Simply put, cryotherapy is “super-cooling” of the body for therapeutic purposes. Cryotherapy can include the use of products such as ice packs on a localized portion of the body, such as the lower back. Whole body cryotherapy involves exposing the body to vapors that reach ultra-low temperatures ranging from minus 200 to minus 300 degrees Fahrenheit. Those who choose to have a WBC treatment are enclosed in relatively confined spaces, typically for two to four minutes, in one of two ways:

  • A person stands alone in an individual-size can-like enclosure that is open at the top. A person’s torso and legs are enclosed in the device and exposed to frigid temperatures while the head remains above the enclosure at room temperature.
  • Several people sit or stand in a totally enclosed chamber for two to four minutes. The entire body including the head is exposed to freezing temperatures, generated by liquid nitrogen. Some cryotherapy devices work by way of cooling the air in a circuit.

What actually happens physiologically to the body when a person stays within these chambers for two to four minutes? What effects do such cold temperatures have on the blood pressure, heart rate, and metabolism?

“We simply don’t know,” says FDA scientific reviewer Anna Ghambaryan, M.D., Ph.D. “At this time, there’s insufficient publicly available information to help us answer these questions.”

However, she notes that while the healing benefits of cryotherapy remain unconfirmed, the potential risks are readily apparent.
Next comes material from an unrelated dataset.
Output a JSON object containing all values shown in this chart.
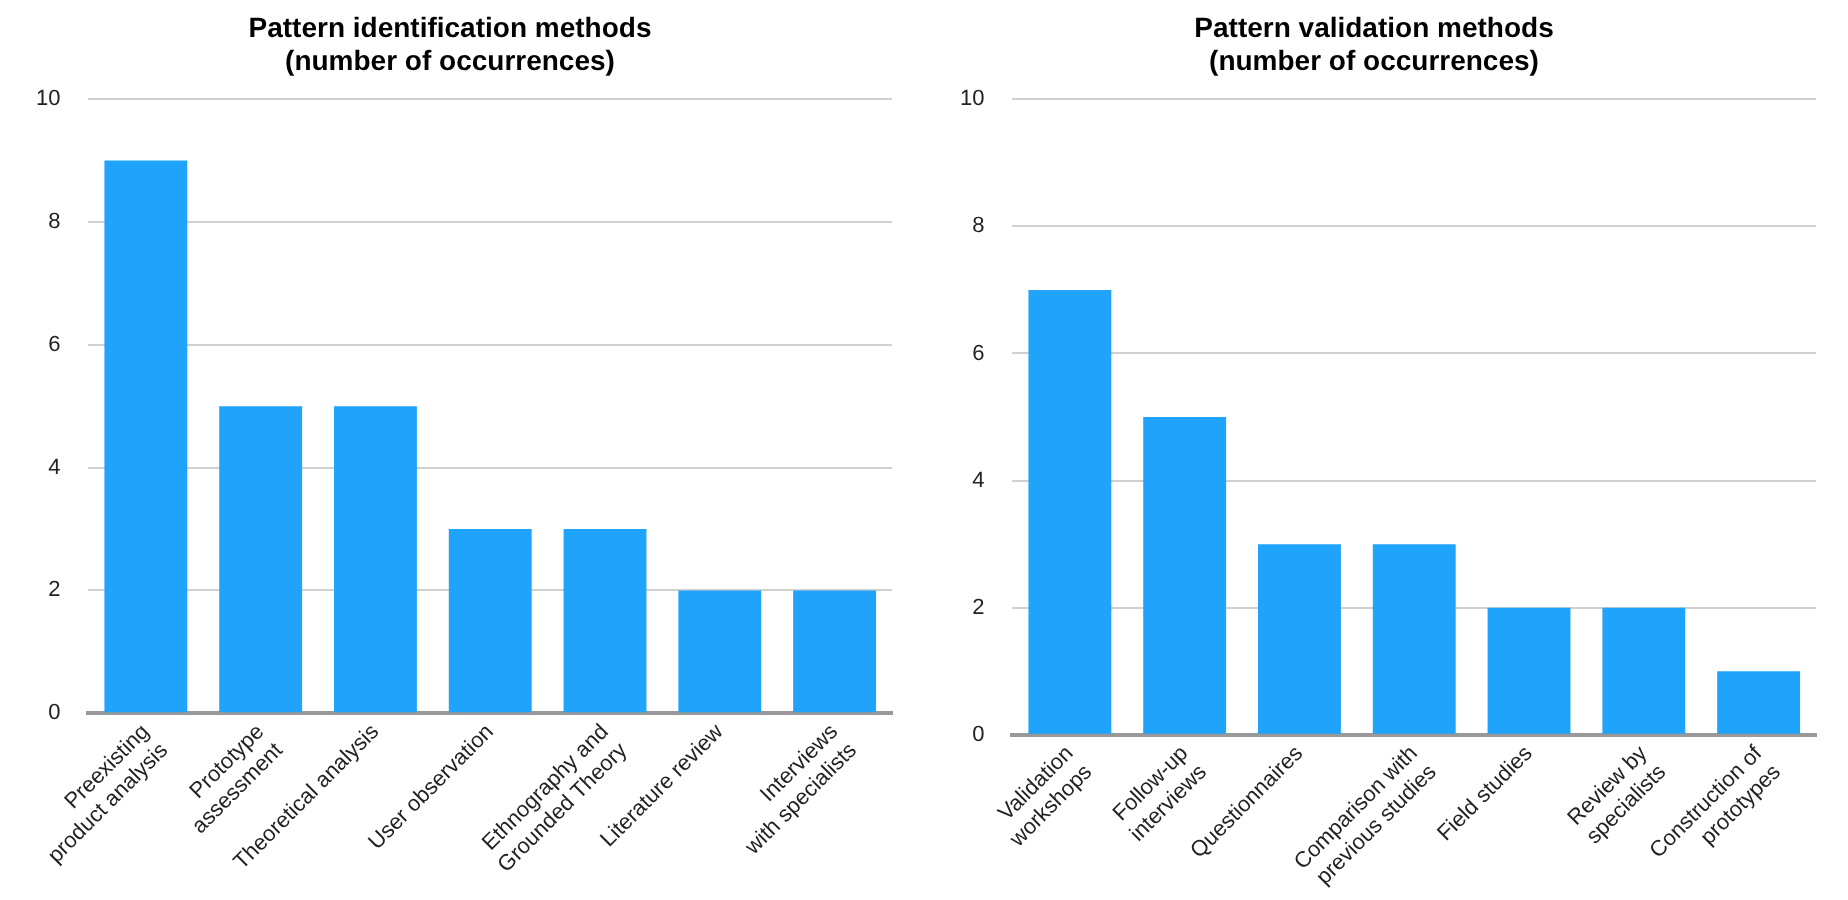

“Potential hazards include asphyxiation, especially when liquid nitrogen is used for cooling,” says Ghambaryan. The addition of nitrogen vapors to a closed room lowers the amount of oxygen in the room and can result in hypoxia, or oxygen deficiency, which could lead the user to lose consciousness. Moreover, subjects run the risk of frostbite, burns, and eye injury from the extreme temperatures.

Talk to Your Doctor First

If you decide to try WBC, know that the FDA has not cleared or approved any of these devices for medical treatment of any specific medical conditions.

The FDA is also concerned that patients who opt for WBC treatment—especially in place of treatment options with established safety and effectiveness—may experience a lack of improvement or a worsening of their medical conditions.

Yustein says it’s a good idea to discuss using WBC with your physician before you try it or if you’re using it already.